Brents IT Blog

Random thoughts by an IT GOAT


More VMware FUN! Or NOT...

For the past week we have had issues with our primary ECW server.  ECW logged on and tried everything they could think of to fix and fine tune the system.  No matter what tweak they applied to our MySQL instance, our CPU just kept spiking and users were complaining about slowness and error messages.  Well for this to go on for a week is hard on our company.  Customers are unhappy, providers are unhappy, staff are frustrated and everyone else is pointing fingers.

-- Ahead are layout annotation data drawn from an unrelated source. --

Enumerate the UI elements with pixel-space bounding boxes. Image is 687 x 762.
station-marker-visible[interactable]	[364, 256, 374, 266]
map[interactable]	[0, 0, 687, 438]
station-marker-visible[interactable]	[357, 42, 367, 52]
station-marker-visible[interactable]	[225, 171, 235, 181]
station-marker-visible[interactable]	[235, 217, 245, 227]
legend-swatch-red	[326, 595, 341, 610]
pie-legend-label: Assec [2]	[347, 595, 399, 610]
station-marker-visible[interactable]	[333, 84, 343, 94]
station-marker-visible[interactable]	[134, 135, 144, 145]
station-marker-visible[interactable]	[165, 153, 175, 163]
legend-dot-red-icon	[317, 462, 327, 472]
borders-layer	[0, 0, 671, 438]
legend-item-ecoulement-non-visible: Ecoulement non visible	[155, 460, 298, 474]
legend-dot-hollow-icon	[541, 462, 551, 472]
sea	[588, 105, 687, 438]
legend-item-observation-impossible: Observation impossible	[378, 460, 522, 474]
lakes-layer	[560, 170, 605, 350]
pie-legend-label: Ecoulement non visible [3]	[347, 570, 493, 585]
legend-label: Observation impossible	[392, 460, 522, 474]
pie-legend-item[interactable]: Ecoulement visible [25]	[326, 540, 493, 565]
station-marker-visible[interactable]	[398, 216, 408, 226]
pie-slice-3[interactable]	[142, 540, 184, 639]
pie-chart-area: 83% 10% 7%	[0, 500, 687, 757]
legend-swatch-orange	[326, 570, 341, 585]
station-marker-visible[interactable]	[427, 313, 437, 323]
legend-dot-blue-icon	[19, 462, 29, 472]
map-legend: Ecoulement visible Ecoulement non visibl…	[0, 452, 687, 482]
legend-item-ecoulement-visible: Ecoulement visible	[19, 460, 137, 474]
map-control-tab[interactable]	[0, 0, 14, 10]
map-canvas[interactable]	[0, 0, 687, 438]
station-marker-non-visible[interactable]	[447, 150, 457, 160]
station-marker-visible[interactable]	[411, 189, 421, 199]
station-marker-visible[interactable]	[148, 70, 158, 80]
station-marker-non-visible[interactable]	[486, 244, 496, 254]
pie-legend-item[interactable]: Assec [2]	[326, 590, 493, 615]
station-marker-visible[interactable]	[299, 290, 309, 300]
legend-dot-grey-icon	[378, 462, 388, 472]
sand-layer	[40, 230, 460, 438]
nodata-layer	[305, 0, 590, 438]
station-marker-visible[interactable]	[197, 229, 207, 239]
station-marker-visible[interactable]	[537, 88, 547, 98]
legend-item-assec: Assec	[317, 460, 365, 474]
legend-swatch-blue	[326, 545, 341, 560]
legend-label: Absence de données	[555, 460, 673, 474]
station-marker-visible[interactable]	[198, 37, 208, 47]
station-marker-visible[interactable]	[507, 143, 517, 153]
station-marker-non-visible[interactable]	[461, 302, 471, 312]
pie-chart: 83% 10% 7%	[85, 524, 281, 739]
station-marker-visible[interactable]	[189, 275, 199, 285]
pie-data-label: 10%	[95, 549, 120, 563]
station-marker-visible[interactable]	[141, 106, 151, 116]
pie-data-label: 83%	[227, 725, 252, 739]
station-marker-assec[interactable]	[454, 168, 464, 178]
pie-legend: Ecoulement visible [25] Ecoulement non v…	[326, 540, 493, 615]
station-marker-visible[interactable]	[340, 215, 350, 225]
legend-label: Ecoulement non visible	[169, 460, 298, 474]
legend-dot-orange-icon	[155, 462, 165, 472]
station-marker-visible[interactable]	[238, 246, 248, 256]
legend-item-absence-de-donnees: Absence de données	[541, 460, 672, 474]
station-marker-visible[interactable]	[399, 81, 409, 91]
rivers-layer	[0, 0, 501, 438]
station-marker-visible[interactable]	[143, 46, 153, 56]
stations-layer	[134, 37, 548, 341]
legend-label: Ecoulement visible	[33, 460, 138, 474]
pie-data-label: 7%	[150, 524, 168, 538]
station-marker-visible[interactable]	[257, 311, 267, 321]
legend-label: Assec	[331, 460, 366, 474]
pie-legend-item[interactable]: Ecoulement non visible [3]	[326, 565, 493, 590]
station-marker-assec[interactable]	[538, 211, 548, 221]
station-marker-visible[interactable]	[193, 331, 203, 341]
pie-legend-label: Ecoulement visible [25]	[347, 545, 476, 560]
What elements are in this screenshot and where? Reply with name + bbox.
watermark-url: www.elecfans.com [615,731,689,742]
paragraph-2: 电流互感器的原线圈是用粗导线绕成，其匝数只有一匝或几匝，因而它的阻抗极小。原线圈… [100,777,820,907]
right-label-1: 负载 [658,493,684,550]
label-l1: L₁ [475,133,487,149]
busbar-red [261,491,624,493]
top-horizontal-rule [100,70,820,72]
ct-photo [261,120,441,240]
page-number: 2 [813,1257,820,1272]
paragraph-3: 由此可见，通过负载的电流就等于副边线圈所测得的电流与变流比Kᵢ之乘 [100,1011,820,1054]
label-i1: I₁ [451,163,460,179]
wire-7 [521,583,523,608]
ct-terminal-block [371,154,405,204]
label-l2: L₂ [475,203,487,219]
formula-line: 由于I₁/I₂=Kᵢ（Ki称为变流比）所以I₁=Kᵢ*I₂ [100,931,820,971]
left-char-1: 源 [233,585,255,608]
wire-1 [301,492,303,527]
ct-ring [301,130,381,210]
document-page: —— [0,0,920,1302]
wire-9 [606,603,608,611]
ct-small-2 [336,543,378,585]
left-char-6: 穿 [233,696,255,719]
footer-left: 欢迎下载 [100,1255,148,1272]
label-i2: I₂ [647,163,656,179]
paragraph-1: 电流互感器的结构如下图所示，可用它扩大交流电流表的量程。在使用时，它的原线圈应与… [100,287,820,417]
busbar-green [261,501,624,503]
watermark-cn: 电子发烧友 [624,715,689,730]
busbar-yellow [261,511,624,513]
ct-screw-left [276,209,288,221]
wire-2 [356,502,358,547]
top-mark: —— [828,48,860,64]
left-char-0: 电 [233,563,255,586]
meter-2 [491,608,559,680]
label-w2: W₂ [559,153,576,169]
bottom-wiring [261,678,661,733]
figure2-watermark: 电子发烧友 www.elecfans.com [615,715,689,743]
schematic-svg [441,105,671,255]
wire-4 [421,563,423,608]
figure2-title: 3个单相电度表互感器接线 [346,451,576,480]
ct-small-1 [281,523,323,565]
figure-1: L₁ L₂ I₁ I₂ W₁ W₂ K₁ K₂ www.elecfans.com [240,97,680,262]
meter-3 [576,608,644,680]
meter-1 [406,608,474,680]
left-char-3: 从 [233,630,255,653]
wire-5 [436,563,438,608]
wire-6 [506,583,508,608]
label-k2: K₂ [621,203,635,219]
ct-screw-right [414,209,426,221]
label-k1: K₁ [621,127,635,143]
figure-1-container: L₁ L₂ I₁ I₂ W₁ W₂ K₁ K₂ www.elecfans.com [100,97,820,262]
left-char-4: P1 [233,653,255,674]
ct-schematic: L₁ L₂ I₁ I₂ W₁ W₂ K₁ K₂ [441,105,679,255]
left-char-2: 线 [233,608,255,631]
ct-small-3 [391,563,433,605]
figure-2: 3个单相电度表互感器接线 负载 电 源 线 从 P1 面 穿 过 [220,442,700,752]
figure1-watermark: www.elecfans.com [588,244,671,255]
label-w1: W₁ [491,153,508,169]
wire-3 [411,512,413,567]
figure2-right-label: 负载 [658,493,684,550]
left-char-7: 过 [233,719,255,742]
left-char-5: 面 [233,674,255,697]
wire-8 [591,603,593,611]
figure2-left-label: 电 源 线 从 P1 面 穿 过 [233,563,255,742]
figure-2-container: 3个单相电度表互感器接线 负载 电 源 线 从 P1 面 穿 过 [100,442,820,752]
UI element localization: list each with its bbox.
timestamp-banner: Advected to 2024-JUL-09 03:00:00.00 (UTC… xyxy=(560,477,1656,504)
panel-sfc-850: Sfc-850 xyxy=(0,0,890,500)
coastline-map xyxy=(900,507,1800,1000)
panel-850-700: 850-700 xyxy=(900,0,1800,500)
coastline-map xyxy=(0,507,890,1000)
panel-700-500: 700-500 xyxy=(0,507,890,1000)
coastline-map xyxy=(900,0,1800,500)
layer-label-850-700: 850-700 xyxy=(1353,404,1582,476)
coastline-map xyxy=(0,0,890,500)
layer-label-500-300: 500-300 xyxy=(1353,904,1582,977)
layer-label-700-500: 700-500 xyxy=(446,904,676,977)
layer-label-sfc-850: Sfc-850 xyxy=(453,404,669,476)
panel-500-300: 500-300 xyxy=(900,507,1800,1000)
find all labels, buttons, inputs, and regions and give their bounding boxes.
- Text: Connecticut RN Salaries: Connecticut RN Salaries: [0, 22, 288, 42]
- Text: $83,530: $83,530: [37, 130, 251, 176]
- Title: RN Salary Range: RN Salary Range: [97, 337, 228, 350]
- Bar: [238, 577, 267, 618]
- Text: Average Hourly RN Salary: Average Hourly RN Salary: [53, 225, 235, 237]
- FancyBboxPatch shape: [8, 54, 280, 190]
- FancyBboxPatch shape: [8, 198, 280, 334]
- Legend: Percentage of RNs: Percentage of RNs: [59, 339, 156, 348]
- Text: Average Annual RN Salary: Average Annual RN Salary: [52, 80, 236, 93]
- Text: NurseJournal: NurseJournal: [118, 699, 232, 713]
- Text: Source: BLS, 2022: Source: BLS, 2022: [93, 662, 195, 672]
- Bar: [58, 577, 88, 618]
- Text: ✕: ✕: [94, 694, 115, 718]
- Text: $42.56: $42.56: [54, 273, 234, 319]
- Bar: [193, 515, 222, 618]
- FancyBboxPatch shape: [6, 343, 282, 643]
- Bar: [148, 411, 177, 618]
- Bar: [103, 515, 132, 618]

They finally reached a point when they stated that we needed to switch to a physical box, end of story.  I of course dont agree that a physical box is more robust or better than virtual, so we verbally jousted for several calls.  So at this point, i sent out emails to colleagues to see if they had ever run into this issue.  Everything on our end looked fine, SAN was running at 30%, hosts running at 40%, network running at 20%, nothing was overloaded.

Well after several emails back and forth, one finally suggested that i move the VM from one host to another.  At this point i will try anything, but i thought it was a big odd of a suggestion.  I mean after all, i did shutdown the VM completely and let it sit, what good would a vmotion do?  But what the hell, a few clicks and i was done anyways.   So i shifted all the guests from one host to another, then shifted the one troubled VM to the now guest free host.  As the process finished, users got kicked off the system but shortly after that, everyone who logged back on said they saw marked improvement and the CPU was back down to 30-60% utilization.  Judging by the fact that users were kicked off during the move, i would say something was "stuck" at the HAL.  I am still unsure as to what had prompted the issue, but the investigation will continue.

So for anyone else who has a guest with trouble such as a sudden CPU spiking issue, i highly suggest you vmotion that VM first before attempting any other fixes.  Just maybe this will save you time and users frustration.

For the record, we are on vsphere 4.1 update 1 with a stand alone vcenter server.